Clive Owen is a man as used to working in television as he is on the big screen, with hits across both media to his name. But the Sin City and The Knick actor’s latest film, Anon, straddles both. Premiering in the US on Netflix, it follows with a release on Sky in the UK, where it will also be shown in selected cinemas.
Written and directed by Andrew Niccol, the man behind acclaimed 1997 sci-fi Gattaca and the Oscar-nominated screenplay for 1998’s The Truman Show, Anon is a stark but stylish noirish dystopian thriller. The kind of film you might expect to see on the big screen, in fact.
Not unlike, perhaps, Duncan Jones’s recent Netflix release Mute and Alex Garland’s spectacular but pensive Annihilation, which secured a Netflix-only release in the UK. Anon, therefore, finds itself joining the growing ranks of big movies netting small-screen premieres. And also finds itself amongst a new wave of films courting controversy for that very reason.
But Owen believes Anon is better seen on the big screen. FANDOM spoke to Owen, who plays detective Sal Frieland in the film, and he had this to say:
“I watched [Anon] projected in the cinema and found this a very different experience. And it is a different experience, and it is the best way to see something that’s been made for the cinema.”
Times Are Changing
At the same time, however, he’s philosophical about the viewing revolution we’re currently in the midst of.

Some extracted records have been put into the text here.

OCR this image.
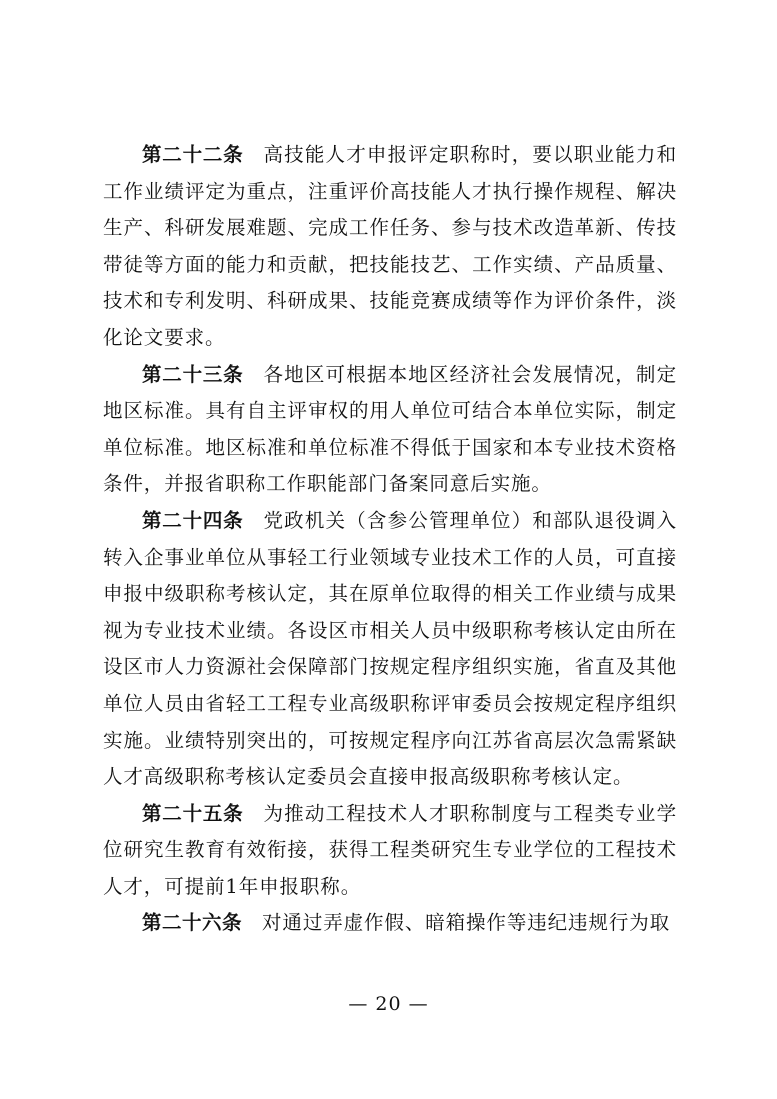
第二十二条 高技能人才申报评定职称时，要以职业能力和工作业绩评定为重点，注重评价高技能人才执行操作规程、解决生产、科研发展难题、完成工作任务、参与技术改造革新、传技带徒等方面的能力和贡献，把技能技艺、工作实绩、产品质量、技术和专利发明、科研成果、技能竞赛成绩等作为评价条件，淡化论文要求。

第二十三条 各地区可根据本地区经济社会发展情况，制定地区标准。具有自主评审权的用人单位可结合本单位实际，制定单位标准。地区标准和单位标准不得低于国家和本专业技术资格条件，并报省职称工作职能部门备案同意后实施。

第二十四条 党政机关（含参公管理单位）和部队退役调入转入企事业单位从事轻工行业领域专业技术工作的人员，可直接申报中级职称考核认定，其在原单位取得的相关工作业绩与成果视为专业技术业绩。各设区市相关人员中级职称考核认定由所在设区市人力资源社会保障部门按规定程序组织实施，省直及其他单位人员由省轻工工程专业高级职称评审委员会按规定程序组织实施。业绩特别突出的，可按规定程序向江苏省高层次急需紧缺人才高级职称考核认定委员会直接申报高级职称考核认定。

第二十五条 为推动工程技术人才职称制度与工程类专业学位研究生教育有效衔接，获得工程类研究生专业学位的工程技术人才，可提前1年申报职称。

第二十六条 对通过弄虚作假、暗箱操作等违纪违规行为取

— 20 —
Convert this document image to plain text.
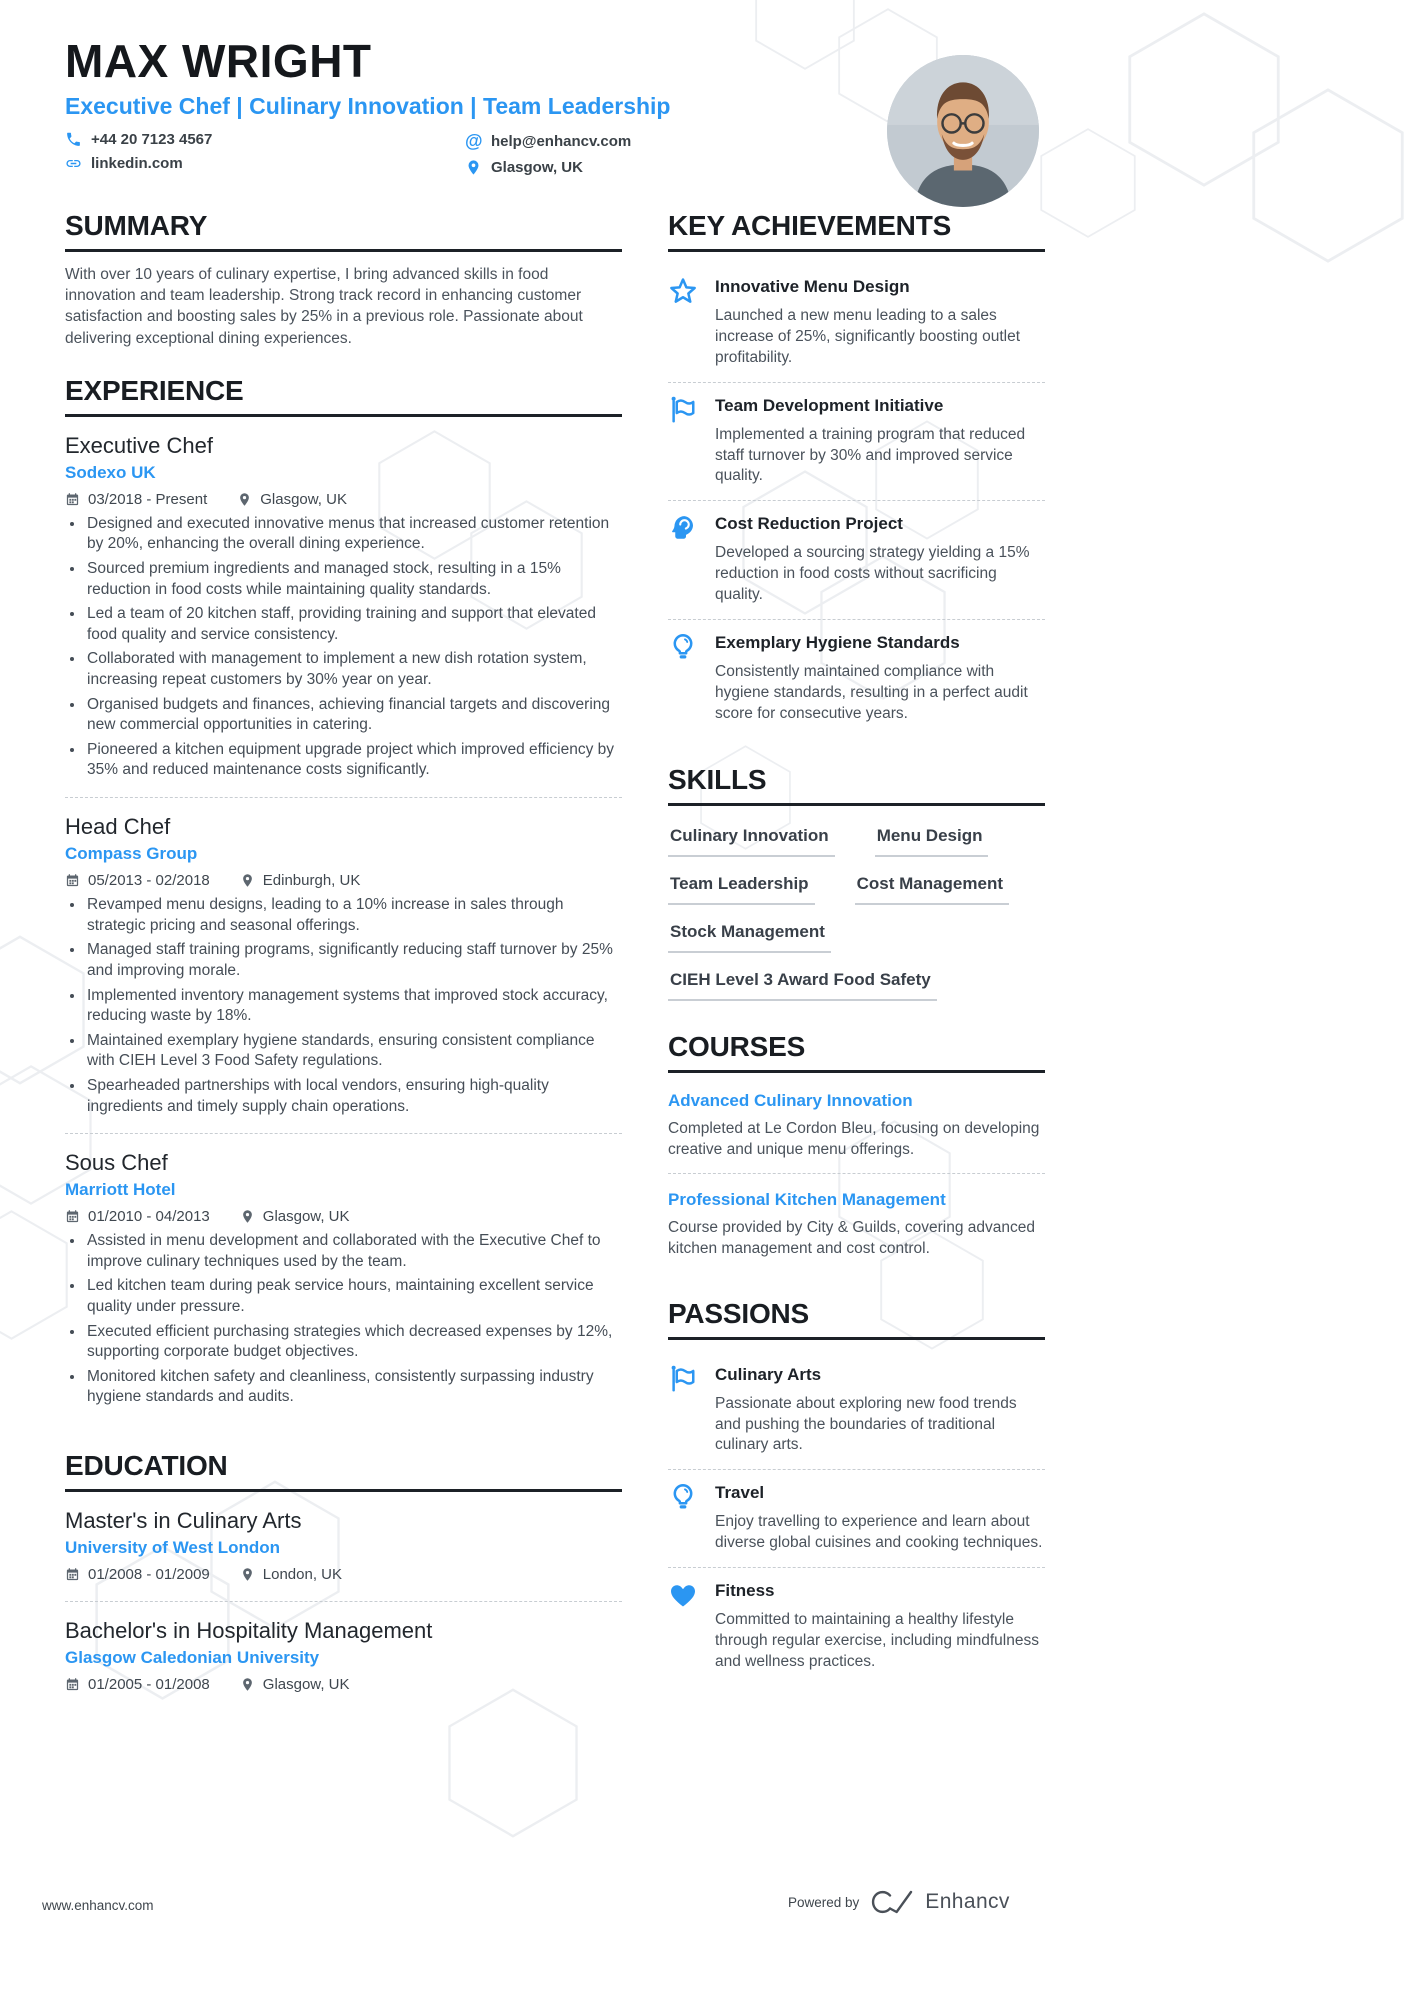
MAX WRIGHT
Executive Chef | Culinary Innovation | Team Leadership
+44 20 7123 4567
linkedin.com
@ help@enhancv.com
Glasgow, UK
SUMMARY

With over 10 years of culinary expertise, I bring advanced skills in food innovation and team leadership. Strong track record in enhancing customer satisfaction and boosting sales by 25% in a previous role. Passionate about delivering exceptional dining experiences.

EXPERIENCE
Executive Chef
Sodexo UK
03/2018 - Present	Glasgow, UK
• Designed and executed innovative menus that increased customer retention by 20%, enhancing the overall dining experience.
• Sourced premium ingredients and managed stock, resulting in a 15% reduction in food costs while maintaining quality standards.
• Led a team of 20 kitchen staff, providing training and support that elevated food quality and service consistency.
• Collaborated with management to implement a new dish rotation system, increasing repeat customers by 30% year on year.
• Organised budgets and finances, achieving financial targets and discovering new commercial opportunities in catering.
• Pioneered a kitchen equipment upgrade project which improved efficiency by 35% and reduced maintenance costs significantly.
Head Chef
Compass Group
05/2013 - 02/2018	Edinburgh, UK
• Revamped menu designs, leading to a 10% increase in sales through strategic pricing and seasonal offerings.
• Managed staff training programs, significantly reducing staff turnover by 25% and improving morale.
• Implemented inventory management systems that improved stock accuracy, reducing waste by 18%.
• Maintained exemplary hygiene standards, ensuring consistent compliance with CIEH Level 3 Food Safety regulations.
• Spearheaded partnerships with local vendors, ensuring high-quality ingredients and timely supply chain operations.
Sous Chef
Marriott Hotel
01/2010 - 04/2013	Glasgow, UK
• Assisted in menu development and collaborated with the Executive Chef to improve culinary techniques used by the team.
• Led kitchen team during peak service hours, maintaining excellent service quality under pressure.
• Executed efficient purchasing strategies which decreased expenses by 12%, supporting corporate budget objectives.
• Monitored kitchen safety and cleanliness, consistently surpassing industry hygiene standards and audits.
EDUCATION
Master's in Culinary Arts
University of West London
01/2008 - 01/2009	London, UK
Bachelor's in Hospitality Management
Glasgow Caledonian University
01/2005 - 01/2008	Glasgow, UK
KEY ACHIEVEMENTS
Innovative Menu Design

Launched a new menu leading to a sales increase of 25%, significantly boosting outlet profitability.

Team Development Initiative

Implemented a training program that reduced staff turnover by 30% and improved service quality.

Cost Reduction Project

Developed a sourcing strategy yielding a 15% reduction in food costs without sacrificing quality.

Exemplary Hygiene Standards

Consistently maintained compliance with hygiene standards, resulting in a perfect audit score for consecutive years.

SKILLS
Culinary Innovation	Menu Design
Team Leadership	Cost Management
Stock Management
CIEH Level 3 Award Food Safety
COURSES
Advanced Culinary Innovation

Completed at Le Cordon Bleu, focusing on developing creative and unique menu offerings.

Professional Kitchen Management

Course provided by City & Guilds, covering advanced kitchen management and cost control.

PASSIONS
Culinary Arts

Passionate about exploring new food trends and pushing the boundaries of traditional culinary arts.

Travel

Enjoy travelling to experience and learn about diverse global cuisines and cooking techniques.

Fitness

Committed to maintaining a healthy lifestyle through regular exercise, including mindfulness and wellness practices.

www.enhancv.com	Powered by	Enhancv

“We’re in a transitional time at the moment because people’s viewing habits have totally changed,” he said. “The way people watch things is very different. I think people are grappling with that and trying to sort that out.”
He added: “The reality is that lots of people want to watch it in different ways now and they want access to it in their own time, in their own way, in their own space. I think they’ve got work to do to sort that out — what a cinema release is — but I think it’s changing and we’ll be ever evolving for a little while.”
Writer-director Niccol, meanwhile, thinks the story is paramount. “I think it has to work as a story no matter what size the screen is. Whether it’s theatrical, a big cinema, or… I mean a lot of people have home theatres that are as good as your local multiplex. So, for me, it’s about does the story work or doesn’t it?”
Anon arrives on Netflix in the US on May 4 and hits UK screens on May 11.